In Dec. 22 story about Long Island Iced Tea Corp., The Associated Press reported erroneously that the company is based in Hicksville, New York. The company is based in Farmingdale, New York. -
A corrected version of the story is below:
Hitching the wagon to bitcoin and hoping for the best
What's in a name? These days, if it's anything close to "bitcoin," it's Wall Street gold
By SARAH SKIDMORE SELL
AP Personal Finance Writer
What's in a name? These days, if it's anything close to "bitcoin," it's Wall Street gold.
The latest example of a company trying to tie its fortunes to the cryptocurrency craze came Thursday in form of an iced tea maker.
Long Island Iced Tea Corp. until this week was known for its ready-to-drink beverages in flavors such as peach, raspberry, guava, lemon and mango. But Thursday said that it was undertaking a radical rebranding.
The company announced it will now be known as Long Blockchain Corp., shifting its primary focus from iced tea to "the exploration of and investment in opportunities that leverage the benefits of blockchain technology." Blockchain is a ledger where transactions of digital currencies, like bitcoin, are recorded.
The name change was enough to send the shares of the company based in Farmingdale, New York, soaring almost 200 percent Thursday.
By Friday at the opening bell, some of that buying frenzy had begun to ebb, with the notoriously volatile bitcoin giving up 23 percent of its value overnight.
Shares of the iced tea maker tumbled 24 percent.
"There is craziness going on," said Emin Gun Sirer, an associate professor of computer science at Cornell University. "There always is when there is exciting new technology."
Long Island Iced Tea, or Long Blockchain, is not the first company to get a bitcoin-related boost and likely will not be the last, experts say.
Bioptix Inc., a biotech company based in Colorado, announced in October it was changing its name to Riot Blockchain Inc. to reflect its new focus. Its stock is up about 250 percent, even after a 24 percent drop Thursday. Overstock.com's shares have risen 285 percent this year as the online retailer has announced it would accept bitcoin for purchases and make a coin offering through its exchange. And British company On-line PLC's stock soared nearly 400 percent in October when it announced plans to change its name to On-line Blockchain PLC.

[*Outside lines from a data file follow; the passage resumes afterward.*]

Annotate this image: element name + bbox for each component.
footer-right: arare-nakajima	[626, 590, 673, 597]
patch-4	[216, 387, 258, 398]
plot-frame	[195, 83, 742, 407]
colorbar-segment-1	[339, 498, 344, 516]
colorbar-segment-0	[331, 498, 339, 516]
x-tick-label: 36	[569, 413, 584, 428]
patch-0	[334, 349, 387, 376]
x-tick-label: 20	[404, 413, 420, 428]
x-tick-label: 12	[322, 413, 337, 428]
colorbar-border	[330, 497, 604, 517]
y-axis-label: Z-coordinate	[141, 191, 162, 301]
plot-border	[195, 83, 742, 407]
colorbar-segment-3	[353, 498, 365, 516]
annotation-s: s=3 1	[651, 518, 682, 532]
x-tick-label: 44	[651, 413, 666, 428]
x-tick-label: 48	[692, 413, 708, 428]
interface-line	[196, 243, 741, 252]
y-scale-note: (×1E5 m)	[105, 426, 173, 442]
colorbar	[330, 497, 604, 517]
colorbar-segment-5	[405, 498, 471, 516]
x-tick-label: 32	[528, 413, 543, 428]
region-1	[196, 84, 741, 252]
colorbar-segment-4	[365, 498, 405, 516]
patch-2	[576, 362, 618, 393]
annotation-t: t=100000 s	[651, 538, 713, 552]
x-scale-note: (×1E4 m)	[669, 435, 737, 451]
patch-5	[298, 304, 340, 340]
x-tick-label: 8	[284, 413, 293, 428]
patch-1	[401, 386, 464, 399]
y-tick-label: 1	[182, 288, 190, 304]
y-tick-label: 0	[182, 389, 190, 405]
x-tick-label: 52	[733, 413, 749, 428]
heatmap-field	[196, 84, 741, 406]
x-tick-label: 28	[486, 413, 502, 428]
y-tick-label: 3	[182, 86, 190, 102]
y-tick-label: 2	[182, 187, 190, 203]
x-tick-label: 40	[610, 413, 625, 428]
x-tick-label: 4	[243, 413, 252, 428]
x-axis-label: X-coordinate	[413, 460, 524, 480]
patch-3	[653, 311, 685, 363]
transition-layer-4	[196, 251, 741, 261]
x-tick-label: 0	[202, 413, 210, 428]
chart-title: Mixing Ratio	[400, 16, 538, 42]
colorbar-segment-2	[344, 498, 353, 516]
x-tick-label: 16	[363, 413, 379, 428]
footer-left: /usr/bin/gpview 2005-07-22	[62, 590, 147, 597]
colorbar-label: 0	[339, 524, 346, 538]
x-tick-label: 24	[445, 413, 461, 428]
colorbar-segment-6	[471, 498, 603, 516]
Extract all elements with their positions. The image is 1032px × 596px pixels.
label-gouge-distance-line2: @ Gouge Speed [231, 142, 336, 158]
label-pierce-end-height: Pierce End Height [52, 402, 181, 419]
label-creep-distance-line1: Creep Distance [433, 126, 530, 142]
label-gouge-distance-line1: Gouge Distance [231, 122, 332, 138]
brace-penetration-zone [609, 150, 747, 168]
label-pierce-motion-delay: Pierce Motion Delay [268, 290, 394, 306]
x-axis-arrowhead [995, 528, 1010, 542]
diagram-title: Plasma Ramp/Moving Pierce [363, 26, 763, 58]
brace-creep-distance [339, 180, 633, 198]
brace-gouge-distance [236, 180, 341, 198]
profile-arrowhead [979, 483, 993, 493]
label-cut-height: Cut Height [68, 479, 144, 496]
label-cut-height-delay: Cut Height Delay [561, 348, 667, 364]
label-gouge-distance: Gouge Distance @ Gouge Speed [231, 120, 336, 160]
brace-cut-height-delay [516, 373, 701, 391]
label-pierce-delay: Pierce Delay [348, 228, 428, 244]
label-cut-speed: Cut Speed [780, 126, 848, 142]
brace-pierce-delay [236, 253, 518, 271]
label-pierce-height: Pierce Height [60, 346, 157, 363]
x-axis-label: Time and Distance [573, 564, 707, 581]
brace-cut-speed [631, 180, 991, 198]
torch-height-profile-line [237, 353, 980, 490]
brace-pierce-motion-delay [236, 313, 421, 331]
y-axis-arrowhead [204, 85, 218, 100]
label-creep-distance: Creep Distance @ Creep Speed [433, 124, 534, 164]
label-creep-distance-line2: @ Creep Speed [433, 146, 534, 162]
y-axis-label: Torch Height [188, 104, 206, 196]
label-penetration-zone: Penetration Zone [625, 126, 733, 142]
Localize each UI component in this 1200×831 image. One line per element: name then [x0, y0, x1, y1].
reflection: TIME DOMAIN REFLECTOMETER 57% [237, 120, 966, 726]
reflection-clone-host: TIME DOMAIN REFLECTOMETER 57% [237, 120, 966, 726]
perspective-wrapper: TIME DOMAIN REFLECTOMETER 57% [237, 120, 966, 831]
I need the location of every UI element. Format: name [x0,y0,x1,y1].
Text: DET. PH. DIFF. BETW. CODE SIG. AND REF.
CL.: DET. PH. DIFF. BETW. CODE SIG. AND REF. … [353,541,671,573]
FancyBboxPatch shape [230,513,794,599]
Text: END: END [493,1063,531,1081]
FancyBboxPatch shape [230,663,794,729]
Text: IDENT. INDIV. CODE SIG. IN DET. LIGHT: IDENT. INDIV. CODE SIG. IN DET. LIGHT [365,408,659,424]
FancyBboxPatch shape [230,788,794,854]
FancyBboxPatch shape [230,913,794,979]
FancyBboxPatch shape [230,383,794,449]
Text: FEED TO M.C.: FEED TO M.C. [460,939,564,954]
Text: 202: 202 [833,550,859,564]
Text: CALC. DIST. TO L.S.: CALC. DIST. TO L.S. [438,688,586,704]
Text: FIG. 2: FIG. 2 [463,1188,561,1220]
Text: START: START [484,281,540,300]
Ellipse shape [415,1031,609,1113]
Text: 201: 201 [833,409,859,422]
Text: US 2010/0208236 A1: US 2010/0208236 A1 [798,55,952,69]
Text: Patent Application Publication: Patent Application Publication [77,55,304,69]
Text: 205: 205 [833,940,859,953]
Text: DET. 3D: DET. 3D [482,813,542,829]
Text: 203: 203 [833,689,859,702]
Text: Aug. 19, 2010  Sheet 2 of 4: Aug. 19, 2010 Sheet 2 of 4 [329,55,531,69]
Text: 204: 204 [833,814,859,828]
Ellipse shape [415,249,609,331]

Nova Lifestyle Inc., a modern furniture company, also got in on the action Thursday, saying that it would be start accepting bitcoin and other major cryptocurrency and announcing the creation of a subsidiary called "I Design Blockchain Technology Inc." Its stock rose 18 percent.
Given the recent skyhigh surge in bitcoin — it traded around $15,500 Thursday after starting the year at about $1,000 — and other cryptocurrencies, this halo effect isn't entirely surprising.
It is also reminiscent of the dot-com craze of the late '90s when seemingly sleepy stocks would rocket when they appended a "dot-com" to their names, said Jack Ablin, chief investment officer at BMO Private Bank.
Any time there is a major disruption in an industry or hot new technology, other companies will want in, said branding expert Allen Adamson. But he said that without a business or technology plan, it's a fraud.
"It's a jump-on-the-bandwagon-and-make-a-quick-buck time," Adamson said. "It's not a serious business play."
Long Blockchain did not return a call for comment.
The company, which went public in 2016, has not earned a profit for at least five years. Its news release did not offer definitive plans for the technology, saying only that it sees a "once-in-a generation opportunity" and that it is in the "preliminary stages of evaluating specific opportunities." It will continue to run its beverage business.
Long Blockchain said it plans to ask the Nasdaq to change its trading symbol from its current "LTEA," but didn't disclose what it wants the symbol changed to.